Тина почувствовала себя виноватой за то, что не избавила его от назойливого и лишнего посетителя.
— Я ничего не могла с ним поделать, папа! — оправдывалась она. — Такой нахальный, просто выживший из ума человек. Твердит одно: «Я знаю, кудысь иттить».
Отец умылся, вышел к столу и пригласил старика:
— Ну, гусиный ходок, садись, выкладывай суть вопроса.
Гусь — как раз послевоенная птица, и никто не хочет взять это во внимание! — начал старик. — Ты сам посуди: куре зерно надо, ути — те прожирущие, упаси бог! Один гусь сам ест, сам пьет, на траве да воде мясо нагуливает. У нас под городом, на разливе, и луга заливные и острова — самые гусиные места.
Старик высыпал на стол целую кипу брошюр, фотографий, газетных вырезок, почетных грамот. Оказалось, что лет двадцать назад он заведовал знаменитой на всю область гусиной фермой. Ученые упоминали о нем в своих трудах, его награждали орденами и грамотами.

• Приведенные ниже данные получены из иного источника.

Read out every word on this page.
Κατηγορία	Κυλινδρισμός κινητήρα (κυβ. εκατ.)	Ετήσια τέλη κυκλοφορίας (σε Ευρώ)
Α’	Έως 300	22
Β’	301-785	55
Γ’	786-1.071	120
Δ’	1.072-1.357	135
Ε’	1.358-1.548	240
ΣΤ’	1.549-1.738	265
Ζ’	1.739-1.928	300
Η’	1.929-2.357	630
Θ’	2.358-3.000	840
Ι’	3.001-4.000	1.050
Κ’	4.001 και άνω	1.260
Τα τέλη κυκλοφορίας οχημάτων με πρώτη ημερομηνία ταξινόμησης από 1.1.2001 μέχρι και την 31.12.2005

— Мне уж, дорогой ты мой Борис Борисович, девятый десяток тянется. Я уж давно не у дел, давно правнукам байки сказываю. А тут гляжу— после войны поднимается народ, а за птицу берутся не с того конца. Ну, и решил: пойду, мол, к большому партийному человеку. Где он, кем работает — не в том важность! Был бы вникающий человек. Вот и говорю тебе — ныне зерна и людям не хватает, про кур и утей не ко времени разговор. А гусь — как раз послевоенная птица! Я бы сам взялся положить начало!
Он так интересно рассказывал о гусях, что Тина заслушалась.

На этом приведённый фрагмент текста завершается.